Cuomo is well-known as an aggressive micromanager—"show me a person who is not highly controlling, and I’ll show you a person who is probably not highly successful," he wrote in his book about his handling of the pandemic—so it beggars belief that his top aides would do something so drastic without his say-so. It amounts to a level of deceitful and callous corruption that crosses far beyond any line of ethical governance.
Either one of these scandals would be grounds for resignation. So too would Cuomo's generally appalling mismanagement of the pandemic, which led to thousands and thousands of needless deaths, and his vindictive bullying campaign against the legislators who are trying to hold him to account.
But Cuomo has said he won't be resigning. So it is time for the state legislature to begin impeachment proceedings against him. He has shown beyond a shadow of a doubt that he is unfit to be governor.

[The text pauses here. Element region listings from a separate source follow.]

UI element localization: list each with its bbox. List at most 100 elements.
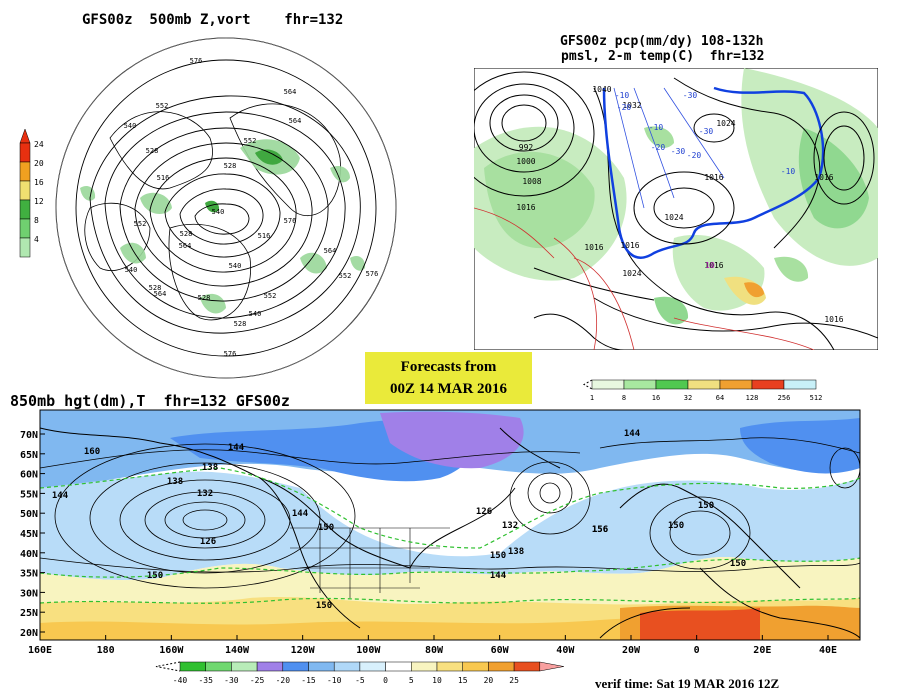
isobar-label: 1000 <box>516 157 535 166</box>
colorbar-tick: -5 <box>355 676 365 685</box>
colorbar-tick: 20 <box>34 159 44 168</box>
temperature-label: -10 <box>781 167 796 176</box>
longitude-tick: 20E <box>753 645 771 656</box>
latitude-tick: 55N <box>20 489 38 500</box>
isobar-label: 1016 <box>814 173 833 182</box>
longitude-tick: 160E <box>28 645 52 656</box>
colorbar-swatch <box>231 661 258 672</box>
height-label: 126 <box>476 507 492 517</box>
latitude-axis: 70N 65N 60N 55N 50N 45N 40N 35N 30N 25N 20N <box>20 430 45 639</box>
contour-label: 516 <box>258 232 271 240</box>
colorbar-arrow <box>19 128 31 144</box>
height-label: 138 <box>167 477 183 487</box>
latitude-tick: 25N <box>20 608 38 619</box>
height-label: 144 <box>228 443 245 453</box>
height-label: 150 <box>147 571 163 581</box>
isobar-label: 1016 <box>516 203 535 212</box>
contour-label: 576 <box>224 350 237 358</box>
banner-line2: 00Z 14 MAR 2016 <box>389 381 508 397</box>
colorbar-tick: -10 <box>327 676 342 685</box>
temperature-colorbar: -40 -35 -30 -25 -20 -15 -10 -5 0 5 10 15 20 25 <box>155 661 564 685</box>
colorbar-swatch <box>282 661 309 672</box>
contour-label: 552 <box>339 272 352 280</box>
contour-label: 528 <box>180 230 193 238</box>
contour-label: 564 <box>284 88 297 96</box>
precip-map: 9921000100810161024101610241016102410161… <box>474 68 878 350</box>
isobar-label: 1024 <box>664 213 683 222</box>
colorbar-tick: 0 <box>383 676 388 685</box>
hgt-map: 160 1441381321381441261501501441501261321… <box>20 409 861 685</box>
height-label: 144 <box>52 491 69 501</box>
colorbar-swatch <box>19 142 31 163</box>
longitude-axis: 160E 180 160W 140W 120W 100W 80W 60W 40W 20W 0 20E 4… <box>28 635 837 656</box>
temperature-label: -20 <box>687 151 702 160</box>
contour-label: 528 <box>149 284 162 292</box>
vorticity-shading-strong <box>205 149 283 213</box>
longitude-tick: 180 <box>97 645 115 656</box>
longitude-tick: 120W <box>291 645 316 656</box>
colorbar-swatch <box>359 661 386 672</box>
colorbar-swatch <box>19 199 31 220</box>
political-boundaries <box>290 527 450 598</box>
latitude-tick: 45N <box>20 529 38 540</box>
height-label: 156 <box>592 525 608 535</box>
latitude-tick: 40N <box>20 549 38 560</box>
colorbar-swatch <box>591 379 625 390</box>
colorbar-swatch <box>179 661 206 672</box>
longitude-tick: 140W <box>225 645 250 656</box>
isobar-label: 1016 <box>704 173 723 182</box>
contour-label: 540 <box>125 266 138 274</box>
latitude-tick: 35N <box>20 569 38 580</box>
latitude-tick: 30N <box>20 588 38 599</box>
isobar-label: 1016 <box>824 315 843 324</box>
height-label: 150 <box>490 551 506 561</box>
forecast-banner: Forecasts from 00Z 14 MAR 2016 <box>365 352 532 404</box>
precip-coastlines <box>533 77 835 350</box>
contour-label: 564 <box>324 247 337 255</box>
height-contours-850 <box>39 437 861 589</box>
contour-label: 576 <box>366 270 379 278</box>
latitude-tick: 70N <box>20 430 38 441</box>
vort-panel-title: GFS00z 500mb Z,vort fhr=132 <box>82 12 344 28</box>
contour-label: 528 <box>224 162 237 170</box>
height-label: 150 <box>730 559 746 569</box>
contour-label: 564 <box>154 290 167 298</box>
precip-title-line2: pmsl, 2-m temp(C) fhr=132 <box>561 49 765 64</box>
colorbar-swatch <box>719 379 753 390</box>
hgt-coastlines <box>39 427 861 639</box>
colorbar-tick: 128 <box>746 394 759 402</box>
colorbar-swatch <box>411 661 438 672</box>
height-label: 150 <box>698 501 714 511</box>
isobar-label: 1032 <box>622 101 641 110</box>
height-label: 150 <box>316 601 332 611</box>
precip-label-layer: 9921000100810161024101610241016102410161… <box>516 85 843 324</box>
contour-label: 576 <box>284 217 297 225</box>
longitude-tick: 100W <box>356 645 381 656</box>
isobar-label: 1024 <box>622 269 641 278</box>
colorbar-swatch <box>687 379 721 390</box>
height-label: 156 <box>592 525 608 535</box>
temperature-label: -10 <box>649 123 664 132</box>
temperature-label: 10 <box>705 261 715 270</box>
colorbar-tick: 12 <box>34 197 44 206</box>
longitude-tick: 0 <box>694 645 700 656</box>
colorbar-tick: 256 <box>778 394 791 402</box>
isotherms <box>39 467 861 604</box>
contour-label: 552 <box>244 137 257 145</box>
longitude-tick: 40E <box>819 645 837 656</box>
banner-line1: Forecasts from <box>400 359 497 375</box>
hgt-label-layer: 160 144 138 132 138 144 126 150 150 144 150 126 132 1… <box>52 429 746 611</box>
colorbar-tick: -15 <box>301 676 316 685</box>
temperature-label: -30 <box>699 127 714 136</box>
longitude-tick: 60W <box>491 645 510 656</box>
contour-label: 552 <box>134 220 147 228</box>
isobar-label: 992 <box>519 143 534 152</box>
isobar-label: 1016 <box>584 243 603 252</box>
height-label: 144 <box>490 571 507 581</box>
colorbar-swatch <box>436 661 463 672</box>
colorbar-tick: -40 <box>173 676 188 685</box>
colorbar-tick: -20 <box>276 676 291 685</box>
colorbar-tick: -25 <box>250 676 265 685</box>
height-label: 138 <box>202 463 218 473</box>
contour-label: 564 <box>289 117 302 125</box>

Impeachment in New York works pretty much the same way as it does in the federal government. It would not be difficult to come up with charges against Cuomo. Only one New York governor has ever been impeached, in 1913, but there's no time like the present to change that fact.
A growing number of legislators are pushing for Cuomo's impeachment. "It is time for the legislature to demand accountability," six Democratic lawmakers, all of whom identify as socialists, wrote in a statement this week. "Impeachment proceedings are the appropriate avenue for us to pursue as legislators to hold the Governor accountable for his many abuses of power and remove him from office."
Those legislators are correct. Enough is enough. Get Cuomo out.